The first year is slow. I often lay beside him, brushing at scales and ignoring glinting teeth. “Are you afraid?” he asks, curling around my form. I never answer him-or maybe I do, because he always laughs after.

The second year, I notice something strange. He is curling himself in loops on our kitchen floor. I ask, “Weren’t you Married before?” Yellow eyes blink at me

and then he frowns, says “Aren’t we married?” and refuses to say more.

The third year is angry. I know he is lying. Where are those other women? He refuses to answer. Coiled on our couch, head in my lap “Weren’t you married before?” Entwined in our bed, “Weren’t you married before?” I ask and ask, and he never has an answer.

The fourth year is filled with Silence. He leaves, and I never see him go. Once I thought to ask him where, and he placed a claw on my chin. His teeth gleamed yellow in the dark. “Do you want to know where those other women went?”

It is a spring day, when I find snakeskin lining our tub. Skin of monsters floating in rose tinted water. I can see him outside our bathroom-- no change. I ask him later, “Did it hurt?” and he looks from under lashes and replies, “No more than it ever did before.”

Layers, she said. He will lose his layers

and you must stay until then. I don’t have time to wait.
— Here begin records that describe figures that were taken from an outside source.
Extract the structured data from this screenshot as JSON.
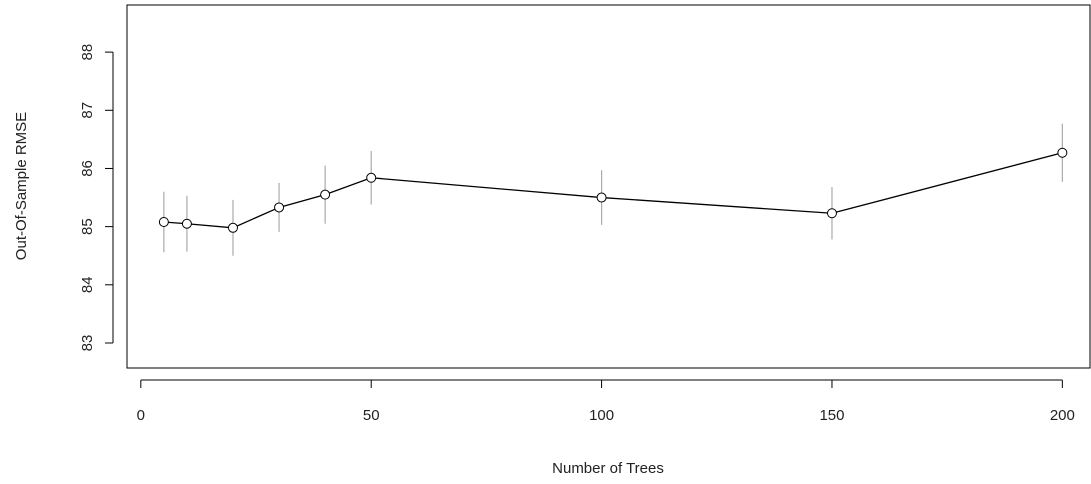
{
  "chart_data": {
    "type": "line",
    "x_label": "Number of Trees",
    "y_label": "Out-Of-Sample RMSE",
    "x": [
      5,
      10,
      20,
      30,
      40,
      50,
      100,
      150,
      200
    ],
    "series": [
      {
        "color": "#000000",
        "error_color": "#aaaaaa",
        "values": [
          85.08,
          85.05,
          84.98,
          85.33,
          85.55,
          85.84,
          85.5,
          85.23,
          86.27
        ],
        "errors": [
          0.52,
          0.48,
          0.48,
          0.42,
          0.5,
          0.46,
          0.47,
          0.45,
          0.5
        ]
      }
    ],
    "xlim": [
      -3,
      206
    ],
    "ylim": [
      82.57,
      88.81
    ],
    "xticks": [
      0,
      50,
      100,
      150,
      200
    ],
    "yticks": [
      83,
      84,
      85,
      86,
      87,
      88
    ]
  }
}
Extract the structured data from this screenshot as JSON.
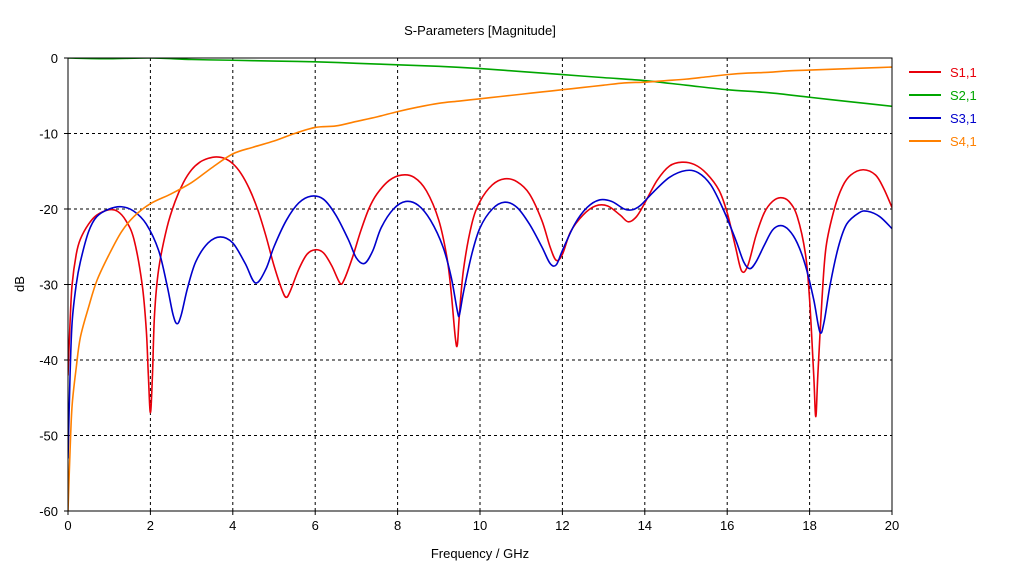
{
  "chart_data": {
    "type": "line",
    "title": "S-Parameters [Magnitude]",
    "xlabel": "Frequency / GHz",
    "ylabel": "dB",
    "xlim": [
      0,
      20
    ],
    "ylim": [
      -60,
      0
    ],
    "xticks": [
      0,
      2,
      4,
      6,
      8,
      10,
      12,
      14,
      16,
      18,
      20
    ],
    "yticks": [
      0,
      -10,
      -20,
      -30,
      -40,
      -50,
      -60
    ],
    "grid": true,
    "legend_position": "right",
    "series": [
      {
        "name": "S1,1",
        "color": "#e8000b",
        "points": [
          [
            0.0,
            -42
          ],
          [
            0.05,
            -35
          ],
          [
            0.1,
            -30
          ],
          [
            0.2,
            -26
          ],
          [
            0.3,
            -24
          ],
          [
            0.5,
            -22
          ],
          [
            0.7,
            -20.8
          ],
          [
            1.0,
            -20.1
          ],
          [
            1.2,
            -20.3
          ],
          [
            1.4,
            -21.5
          ],
          [
            1.6,
            -24
          ],
          [
            1.8,
            -30
          ],
          [
            1.9,
            -36
          ],
          [
            1.95,
            -42
          ],
          [
            2.0,
            -47
          ],
          [
            2.05,
            -42
          ],
          [
            2.1,
            -34
          ],
          [
            2.2,
            -28
          ],
          [
            2.4,
            -22.5
          ],
          [
            2.6,
            -19
          ],
          [
            2.8,
            -16.5
          ],
          [
            3.0,
            -14.8
          ],
          [
            3.2,
            -13.8
          ],
          [
            3.4,
            -13.3
          ],
          [
            3.6,
            -13.1
          ],
          [
            3.8,
            -13.3
          ],
          [
            4.0,
            -14
          ],
          [
            4.2,
            -15.3
          ],
          [
            4.4,
            -17.3
          ],
          [
            4.6,
            -20
          ],
          [
            4.8,
            -23.5
          ],
          [
            5.0,
            -27.5
          ],
          [
            5.2,
            -30.8
          ],
          [
            5.3,
            -31.7
          ],
          [
            5.4,
            -30.8
          ],
          [
            5.6,
            -28
          ],
          [
            5.8,
            -26
          ],
          [
            6.0,
            -25.4
          ],
          [
            6.2,
            -25.8
          ],
          [
            6.4,
            -27.5
          ],
          [
            6.6,
            -29.8
          ],
          [
            6.7,
            -29.4
          ],
          [
            6.9,
            -26.5
          ],
          [
            7.1,
            -23
          ],
          [
            7.3,
            -20
          ],
          [
            7.5,
            -18
          ],
          [
            7.8,
            -16.2
          ],
          [
            8.1,
            -15.5
          ],
          [
            8.4,
            -15.8
          ],
          [
            8.7,
            -17.6
          ],
          [
            9.0,
            -21.5
          ],
          [
            9.2,
            -26.5
          ],
          [
            9.3,
            -31
          ],
          [
            9.4,
            -37
          ],
          [
            9.45,
            -38
          ],
          [
            9.5,
            -34
          ],
          [
            9.6,
            -28
          ],
          [
            9.8,
            -22
          ],
          [
            10.0,
            -19
          ],
          [
            10.3,
            -16.8
          ],
          [
            10.6,
            -16
          ],
          [
            10.9,
            -16.4
          ],
          [
            11.2,
            -18
          ],
          [
            11.5,
            -21.5
          ],
          [
            11.7,
            -25
          ],
          [
            11.85,
            -26.8
          ],
          [
            12.0,
            -26
          ],
          [
            12.2,
            -23
          ],
          [
            12.5,
            -20.8
          ],
          [
            12.8,
            -19.6
          ],
          [
            13.1,
            -19.6
          ],
          [
            13.4,
            -20.8
          ],
          [
            13.6,
            -21.7
          ],
          [
            13.8,
            -21
          ],
          [
            14.0,
            -19.2
          ],
          [
            14.3,
            -16.2
          ],
          [
            14.6,
            -14.3
          ],
          [
            14.9,
            -13.8
          ],
          [
            15.2,
            -14.1
          ],
          [
            15.5,
            -15.3
          ],
          [
            15.8,
            -17.5
          ],
          [
            16.0,
            -20.5
          ],
          [
            16.2,
            -25
          ],
          [
            16.35,
            -28.2
          ],
          [
            16.5,
            -27.5
          ],
          [
            16.7,
            -23.5
          ],
          [
            16.9,
            -20.5
          ],
          [
            17.1,
            -19
          ],
          [
            17.3,
            -18.5
          ],
          [
            17.5,
            -19
          ],
          [
            17.7,
            -21
          ],
          [
            17.9,
            -26
          ],
          [
            18.0,
            -32
          ],
          [
            18.1,
            -42
          ],
          [
            18.15,
            -47.5
          ],
          [
            18.2,
            -42
          ],
          [
            18.3,
            -32
          ],
          [
            18.4,
            -25
          ],
          [
            18.6,
            -20
          ],
          [
            18.8,
            -17
          ],
          [
            19.0,
            -15.5
          ],
          [
            19.3,
            -14.8
          ],
          [
            19.6,
            -15.5
          ],
          [
            19.8,
            -17.3
          ],
          [
            20.0,
            -19.8
          ]
        ]
      },
      {
        "name": "S2,1",
        "color": "#00a600",
        "points": [
          [
            0.0,
            0
          ],
          [
            1.0,
            -0.1
          ],
          [
            2.0,
            0
          ],
          [
            3.0,
            -0.2
          ],
          [
            4.0,
            -0.3
          ],
          [
            5.0,
            -0.4
          ],
          [
            6.0,
            -0.5
          ],
          [
            7.0,
            -0.7
          ],
          [
            8.0,
            -0.9
          ],
          [
            9.0,
            -1.1
          ],
          [
            10.0,
            -1.4
          ],
          [
            11.0,
            -1.8
          ],
          [
            12.0,
            -2.2
          ],
          [
            13.0,
            -2.6
          ],
          [
            14.0,
            -3.0
          ],
          [
            15.0,
            -3.6
          ],
          [
            16.0,
            -4.2
          ],
          [
            17.0,
            -4.6
          ],
          [
            18.0,
            -5.2
          ],
          [
            19.0,
            -5.8
          ],
          [
            20.0,
            -6.4
          ]
        ]
      },
      {
        "name": "S3,1",
        "color": "#0000cc",
        "points": [
          [
            0.0,
            -53
          ],
          [
            0.05,
            -42
          ],
          [
            0.1,
            -35
          ],
          [
            0.2,
            -30
          ],
          [
            0.3,
            -27
          ],
          [
            0.5,
            -23
          ],
          [
            0.7,
            -21
          ],
          [
            1.0,
            -20
          ],
          [
            1.3,
            -19.7
          ],
          [
            1.6,
            -20.3
          ],
          [
            1.9,
            -22
          ],
          [
            2.2,
            -25.5
          ],
          [
            2.4,
            -30
          ],
          [
            2.55,
            -34
          ],
          [
            2.65,
            -35.2
          ],
          [
            2.75,
            -34
          ],
          [
            2.9,
            -30.5
          ],
          [
            3.1,
            -27
          ],
          [
            3.4,
            -24.5
          ],
          [
            3.7,
            -23.7
          ],
          [
            4.0,
            -24.5
          ],
          [
            4.3,
            -27.2
          ],
          [
            4.55,
            -29.8
          ],
          [
            4.8,
            -28
          ],
          [
            5.0,
            -25
          ],
          [
            5.3,
            -21.5
          ],
          [
            5.6,
            -19.2
          ],
          [
            5.9,
            -18.3
          ],
          [
            6.2,
            -18.7
          ],
          [
            6.5,
            -20.8
          ],
          [
            6.8,
            -24
          ],
          [
            7.0,
            -26.5
          ],
          [
            7.2,
            -27.2
          ],
          [
            7.4,
            -25.5
          ],
          [
            7.6,
            -22.5
          ],
          [
            7.9,
            -20
          ],
          [
            8.2,
            -19
          ],
          [
            8.5,
            -19.5
          ],
          [
            8.8,
            -21.5
          ],
          [
            9.1,
            -25
          ],
          [
            9.3,
            -29
          ],
          [
            9.45,
            -33.5
          ],
          [
            9.5,
            -34
          ],
          [
            9.6,
            -31
          ],
          [
            9.8,
            -26
          ],
          [
            10.0,
            -22.5
          ],
          [
            10.3,
            -20
          ],
          [
            10.6,
            -19.1
          ],
          [
            10.9,
            -19.8
          ],
          [
            11.2,
            -22
          ],
          [
            11.5,
            -25
          ],
          [
            11.7,
            -27.2
          ],
          [
            11.85,
            -27.4
          ],
          [
            12.0,
            -25.5
          ],
          [
            12.3,
            -22
          ],
          [
            12.6,
            -19.8
          ],
          [
            12.9,
            -18.8
          ],
          [
            13.2,
            -19
          ],
          [
            13.5,
            -20
          ],
          [
            13.7,
            -20.1
          ],
          [
            13.9,
            -19.5
          ],
          [
            14.2,
            -17.8
          ],
          [
            14.6,
            -15.8
          ],
          [
            15.0,
            -14.9
          ],
          [
            15.3,
            -15.2
          ],
          [
            15.6,
            -16.8
          ],
          [
            15.9,
            -20
          ],
          [
            16.2,
            -24
          ],
          [
            16.4,
            -27
          ],
          [
            16.55,
            -27.9
          ],
          [
            16.7,
            -27
          ],
          [
            16.9,
            -24.8
          ],
          [
            17.1,
            -22.8
          ],
          [
            17.3,
            -22.2
          ],
          [
            17.5,
            -22.8
          ],
          [
            17.7,
            -24.5
          ],
          [
            17.9,
            -27.5
          ],
          [
            18.1,
            -32
          ],
          [
            18.25,
            -36.3
          ],
          [
            18.35,
            -35
          ],
          [
            18.5,
            -30
          ],
          [
            18.7,
            -25
          ],
          [
            18.9,
            -22
          ],
          [
            19.2,
            -20.5
          ],
          [
            19.4,
            -20.3
          ],
          [
            19.7,
            -21
          ],
          [
            20.0,
            -22.6
          ]
        ]
      },
      {
        "name": "S4,1",
        "color": "#ff8000",
        "points": [
          [
            0.0,
            -60
          ],
          [
            0.05,
            -52
          ],
          [
            0.1,
            -46
          ],
          [
            0.2,
            -41
          ],
          [
            0.3,
            -37
          ],
          [
            0.5,
            -33
          ],
          [
            0.7,
            -29.5
          ],
          [
            1.0,
            -26
          ],
          [
            1.3,
            -23
          ],
          [
            1.6,
            -21
          ],
          [
            2.0,
            -19.3
          ],
          [
            2.5,
            -18
          ],
          [
            3.0,
            -16.5
          ],
          [
            3.5,
            -14.5
          ],
          [
            4.0,
            -12.7
          ],
          [
            4.5,
            -11.8
          ],
          [
            5.0,
            -11
          ],
          [
            5.5,
            -10
          ],
          [
            6.0,
            -9.2
          ],
          [
            6.5,
            -9
          ],
          [
            7.0,
            -8.4
          ],
          [
            7.5,
            -7.8
          ],
          [
            8.0,
            -7.1
          ],
          [
            8.5,
            -6.5
          ],
          [
            9.0,
            -6.0
          ],
          [
            9.5,
            -5.7
          ],
          [
            10.0,
            -5.4
          ],
          [
            10.5,
            -5.1
          ],
          [
            11.0,
            -4.8
          ],
          [
            11.5,
            -4.5
          ],
          [
            12.0,
            -4.2
          ],
          [
            12.5,
            -3.9
          ],
          [
            13.0,
            -3.6
          ],
          [
            13.5,
            -3.3
          ],
          [
            14.0,
            -3.2
          ],
          [
            14.5,
            -3.0
          ],
          [
            15.0,
            -2.8
          ],
          [
            15.5,
            -2.5
          ],
          [
            16.0,
            -2.2
          ],
          [
            16.5,
            -2.0
          ],
          [
            17.0,
            -1.9
          ],
          [
            17.5,
            -1.7
          ],
          [
            18.0,
            -1.6
          ],
          [
            18.5,
            -1.5
          ],
          [
            19.0,
            -1.4
          ],
          [
            19.5,
            -1.3
          ],
          [
            20.0,
            -1.2
          ]
        ]
      }
    ]
  }
}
I call and ask “Did you know?” She says yes. “Will I die too?” There is quiet, and then: “I had hoped you would be different.” Claws. He has claws, and I can tell that he is growing ready to use them. “How much do you love your son?” She pauses, exhales and then: “I love him enough to feed him.”

It is the eighth month of the fourth year. I think of scales, glinting teeth, and of the way his eyes scare me. How much do I love him? I will wait for him to come home, knife beneath my pillow. I will pray that tonight is not the night, and if it is I will pray the fallout doesn’t kill us both.